Katey got some little help from Dublin from Mrs O’Sullivan, who, however, was unable to do much for her on account of the absconding of a solicitor to whom she had intrusted all her little savings.

After a little while the work began to fall away; and do what she would poor Katey found it hard to keep the wolf from the door. She was up before daylight and into the market to buy vegetables which she then sold from house to house; she went charring; she tried needlework. Everything by which an honest penny could be turned she tried, and found no degradation in any employment no matter how lowly.

At last the constant working and watching tended, together with her anxiety, to make her so weak that she could hardly work.
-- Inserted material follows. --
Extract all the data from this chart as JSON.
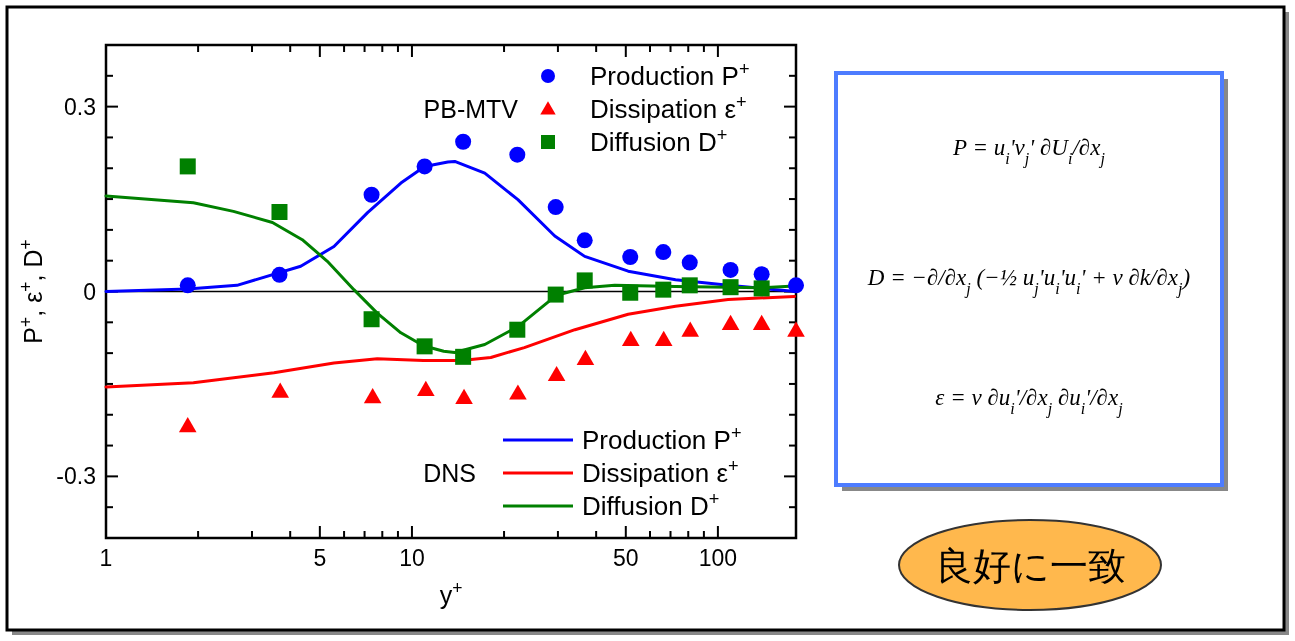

Jerry was still dangerously ill. He had by this time regained his consciousness, and she had the pleasure each day of hearing his voice speaking sweet words to her. But he was still wretchedly helpless, and she knew that it would be many a long day before he had regained his old vigour. She did not let him know of her work, but managed to let him believe that the help which she was getting from his mother was sufficient to keep her and the children from want.

When her strength began to go, many articles which could be dispensed with had to go too. Katey’s first visit to a pawn-office was a bitter experience. She was afraid and ashamed to go alone, and got her landlady, from whom she borrowed a thick veil, to go with her. She bore the ordeal well enough, but when she came home she burst out crying, and took her children on her lap and wept over them and clasped them convulsively to her arms.

Her first visit was not her last; and by the time that Jerry was discharged from hospital their lodging, now reduced to a single room, was denuded of all the articles of luxury which had once been Katey’s pride, and even of those articles of utility which were not necessary.